Marnie stopped breathing.
Eventually Paddy straightened up and opened his eyes. He looked around the room, at each of them in turn.
The tension in Marnie intensified; she thought her chest might burst.
Then Paddy took a breath to speak. ‘No,’ he said.
No? Marnie dug her nails into her palms. This was another disaster, worse than last night.
‘Resign?’ Paddy asked scornfully. ‘Give up politics? Leave the country? Lecture in a foreign university?

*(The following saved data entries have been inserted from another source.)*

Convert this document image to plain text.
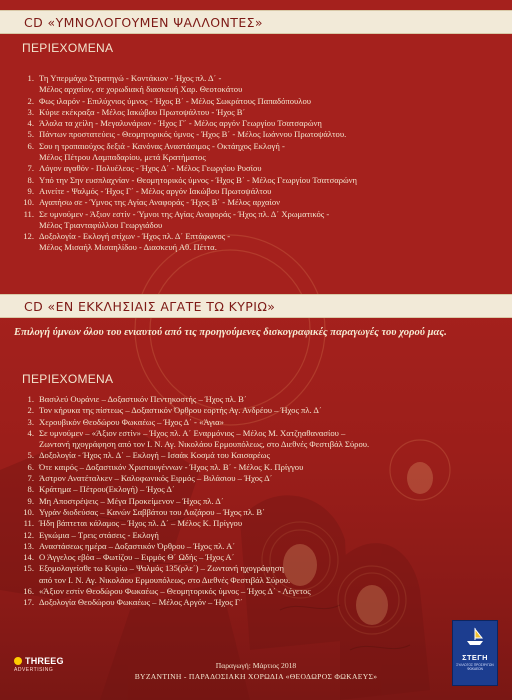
CD «ΥΜΝΟΛΟΓΟΥΜΕΝ ΨΑΛΛΟΝΤΕΣ»
ΠΕΡΙΕΧΟΜΕΝΑ
1. Τη Υπερμάχω Στρατηγώ - Κοντάκιον - Ήχος πλ. Δ΄ -
Μέλος αρχαίον, σε χορωδιακή διασκευή Χαρ. Θεοτοκάτου
2. Φως ιλαρόν - Επιλύχνιος ύμνος - Ήχος Β΄ - Μέλος Σωκράτους Παπαδόπουλου
3. Κύριε εκέκραξα - Μέλος Ιακώβου Πρωτοψάλτου - Ήχος Β΄
4. Άλαλα τα χείλη - Μεγαλυνάριον - Ήχος Γ΄ - Μέλος αργόν Γεωργίου Τσατσαρώνη
5. Πάντων προστατεύεις - Θεομητορικός ύμνος - Ήχος Β΄ - Μέλος Ιωάννου Πρωτοψάλτου.
6. Σου η τροπαιούχος δεξιά - Κανόνας Αναστάσιμος - Οκτάηχος Εκλογή -
Μέλος Πέτρου Λαμπαδαρίου, μετά Κρατήματος
7. Λόγον αγαθόν - Πολυέλεος - Ήχος Δ΄ - Μέλος Γεωργίου Ρυσίου
8. Υπό την Σην ευσπλαχνίαν - Θεομητορικός ύμνος - Ήχος Β΄ - Μέλος Γεωργίου Τσατσαρώνη
9. Αινείτε - Ψαλμός - Ήχος Γ΄ - Μέλος αργόν Ιακώβου Πρωτοψάλτου
10. Αγαπήσω σε - Ύμνος της Αγίας Αναφοράς - Ήχος Β΄ - Μέλος αρχαίον
11. Σε υμνούμεν - Άξιον εστίν - Ύμνοι της Αγίας Αναφοράς - Ήχος πλ. Δ΄ Χρωματικός -
Μέλος Τριανταφύλλου Γεωργιάδου
12. Δοξολογία - Εκλογή στίχων - Ήχος πλ. Δ΄ Επτάφωνος -
Μέλος Μισαήλ Μισαηλίδου - Διασκευή Αθ. Πέττα.
CD «ΕΝ ΕΚΚΛΗΣΙΑΙΣ ΑΓΑΤΕ ΤΩ ΚΥΡΙΩ»

Επιλογή ύμνων όλου του ενιαυτού από τις προηγούμενες δισκογραφικές παραγωγές του χορού μας.

ΠΕΡΙΕΧΟΜΕΝΑ
1. Βασιλεύ Ουράνιε – Δοξαστικόν Πεντηκοστής – Ήχος πλ. Β΄
2. Τον κήρυκα της πίστεως – Δοξαστικόν Όρθρου εορτής Αγ. Ανδρέου – Ήχος πλ. Δ΄
3. Χερουβικόν Θεοδώρου Φωκαέως – Ήχος Δ΄ - «Άγια»
4. Σε υμνούμεν – «Άξιον εστίν» – Ήχος πλ. Α΄ Εναρμόνιος – Μέλος Μ. Χατζηαθανασίου –
Ζωντανή ηχογράφηση από τον Ι. Ν. Αγ. Νικολάου Ερμουπόλεως, στο Διεθνές Φεστιβάλ Σύρου.
5. Δοξολογία - Ήχος πλ. Δ΄ – Εκλογή – Ισαάκ Κοσμά του Καισαρέως
6. Ότε καιρός – Δοξαστικόν Χριστουγέννων - Ήχος πλ. Β΄ - Μέλος Κ. Πρίγγου
7. Άστρον Ανατέταλκεν – Καλοφωνικός Ειρμός – Βιλάσιου – Ήχος Δ΄
8. Κράτημα – Πέτρου(Εκλογή) – Ήχος Δ΄
9. Μη Αποστρέψεις – Μέγα Προκείμενον – Ήχος πλ. Δ΄
10. Υγράν διοδεύσας – Κανών Σαββάτου του Λαζάρου – Ήχος πλ. Β΄
11. Ήδη βάπτεται κάλαμος – Ήχος πλ. Δ΄ – Μέλος Κ. Πρίγγου
12. Εγκώμια – Τρεις στάσεις - Εκλογή
13. Αναστάσεως ημέρα – Δοξαστικόν Όρθρου – Ήχος πλ. Α΄
14. Ο Άγγελος εβόα – Φωτίζου – Ειρμός Θ΄ Ωδής – Ήχος Α΄
15. Εξομολογείσθε τω Κυρίω – Ψαλμός 135(ρλε΄) – Ζωντανή ηχογράφηση
από τον Ι. Ν. Αγ. Νικολάου Ερμουπόλεως, στο Διεθνές Φεστιβάλ Σύρου.
16. «Άξιον εστίν Θεοδώρου Φωκαέως – Θεομητορικός ύμνος – Ήχος Δ΄ - Λέγετος
17. Δοξολογία Θεοδώρου Φωκαέως – Μέλος Αργόν – Ήχος Γ΄
Παραγωγή: Μάρτιος 2018
ΒΥΖΑΝΤΙΝΗ - ΠΑΡΑΔΟΣΙΑΚΗ ΧΟΡΩΔΙΑ «ΘΕΟΔΩΡΟΣ ΦΩΚΑΕΥΣ»
THREEG
ADVERTISING
ΣΤΕΓΗ
ΣΥΛΛΟΓΟΣ ΠΡΟΣΦΥΓΩΝ ΦΩΚΑΕΩΝ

Are you fucking mad? No way.’
‘Is there anything at all you’ll do for us?’ Grace asked.
The tremor in Grace’s voice was really audible now, Marnie realized. Everyone – including Paddy – must be able to hear it. Marnie wished she’d shut up, she was humiliating them all.
Paddy laughed. ‘No. There is nothing I will do for you.’
‘Not even call off the Moldovan story? You call off that story, we’ll call off ours. Surely that’s fair?’
‘Oh all right, all right!’ Still grinning Paddy said, ‘I don’t know where you get the idea that I’ve any influence with the Irish media. Sure, I’m only a humble TD. But I could have a word, see if, as a favour to me, some of the journos who have it in for her will back off.’ With a chuckle he added, ‘And – without prejudice – you can have your apologies.’ For what they’re worth, hung unspoken in the air. ‘But that’s it,’ he said. ‘That’s all you’re getting.’